Social service chiefs have been told to address the challenge of demoralised staff to stop services from grinding to a halt. Niall Dickson, chief executive of healthcare thinktank the King’s Fund, said plans to improve future social care provision would be scuppered without a growing workforce to deliver. Mr Dickson, who commissioned former banker Derek Wanless to carry out an inquiry into the future of social care, said the report’s recommendations for improved scope of services could not happen without the staff in place.

Currently, there are just over half a million social care staff, around a third of the actual numbers required to deliver the existing demand for services.

Mr Dickson called on social service and council chiefs to invest in their social care workforce ahead of an exponential growth in demand for social care services as people continue to live longer.

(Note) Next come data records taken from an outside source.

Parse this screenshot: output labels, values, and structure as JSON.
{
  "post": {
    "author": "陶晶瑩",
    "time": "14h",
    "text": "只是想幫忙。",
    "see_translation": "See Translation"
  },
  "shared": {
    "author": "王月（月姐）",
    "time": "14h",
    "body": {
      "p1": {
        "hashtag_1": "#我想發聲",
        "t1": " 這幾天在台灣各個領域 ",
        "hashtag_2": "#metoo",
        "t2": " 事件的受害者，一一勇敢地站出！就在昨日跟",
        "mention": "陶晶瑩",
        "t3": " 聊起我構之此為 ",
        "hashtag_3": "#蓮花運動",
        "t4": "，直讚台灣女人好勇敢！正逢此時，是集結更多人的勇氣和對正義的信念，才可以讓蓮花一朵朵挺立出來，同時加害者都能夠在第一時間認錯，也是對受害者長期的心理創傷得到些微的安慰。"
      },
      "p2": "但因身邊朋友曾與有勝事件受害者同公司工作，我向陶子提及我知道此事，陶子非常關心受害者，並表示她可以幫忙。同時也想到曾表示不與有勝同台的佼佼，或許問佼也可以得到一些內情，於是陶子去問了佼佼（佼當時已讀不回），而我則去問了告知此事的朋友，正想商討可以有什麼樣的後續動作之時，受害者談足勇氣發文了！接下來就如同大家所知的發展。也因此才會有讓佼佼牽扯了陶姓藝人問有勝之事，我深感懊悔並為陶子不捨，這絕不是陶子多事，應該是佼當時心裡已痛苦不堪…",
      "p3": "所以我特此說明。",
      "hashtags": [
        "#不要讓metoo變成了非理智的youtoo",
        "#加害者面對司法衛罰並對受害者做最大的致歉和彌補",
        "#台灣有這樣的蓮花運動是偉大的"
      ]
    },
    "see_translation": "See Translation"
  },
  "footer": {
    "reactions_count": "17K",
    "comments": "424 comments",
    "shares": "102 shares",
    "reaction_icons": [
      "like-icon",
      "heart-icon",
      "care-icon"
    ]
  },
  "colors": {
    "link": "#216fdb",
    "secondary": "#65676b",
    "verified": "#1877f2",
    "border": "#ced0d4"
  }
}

He told the national children’s and adult services conference jointly organised by the Association of Directors of Social Services and the Local Government Association in Brighton today: “There is three times the vacancy rate in social care than in other industries. “The challenge of that, looking ahead, is really very significant. It’s all very well saying there is a greater need out there but if you don’t have the workforce, if you don’t improve their status, you will have recruitment and retention difficulties.”

The plight of overstretched social care staff was revealed today after it emerged that home care workers are allocated just 15 minutes with each of their elderly clients.

Local authorities have delivered £314m of savings in adult care services this year and are forecasting a further £213m for next, to comply with the Gershon review of public spending, with a devastating impact on the lives of the independent elderly, unions say.

Health and social care union Unison today called on the government to invest extra resources for staff. Unison national secretary, Heather Wakefield, said the pace of work was putting “intolerable pressure” on home care staff.

“It’s difficult enough to recruit and retain staff on the low pay and poor conditions offered by many of the private contractors that have taken over this work,” she said. “Too many staff vote with their feet and leave because they are not able to provide the standard of care that they believe people are entitled to.

“Home care should be properly funded and integrated within social services so that they can fulfil their vital role as the eyes and ears of social services, reporting any problems early.”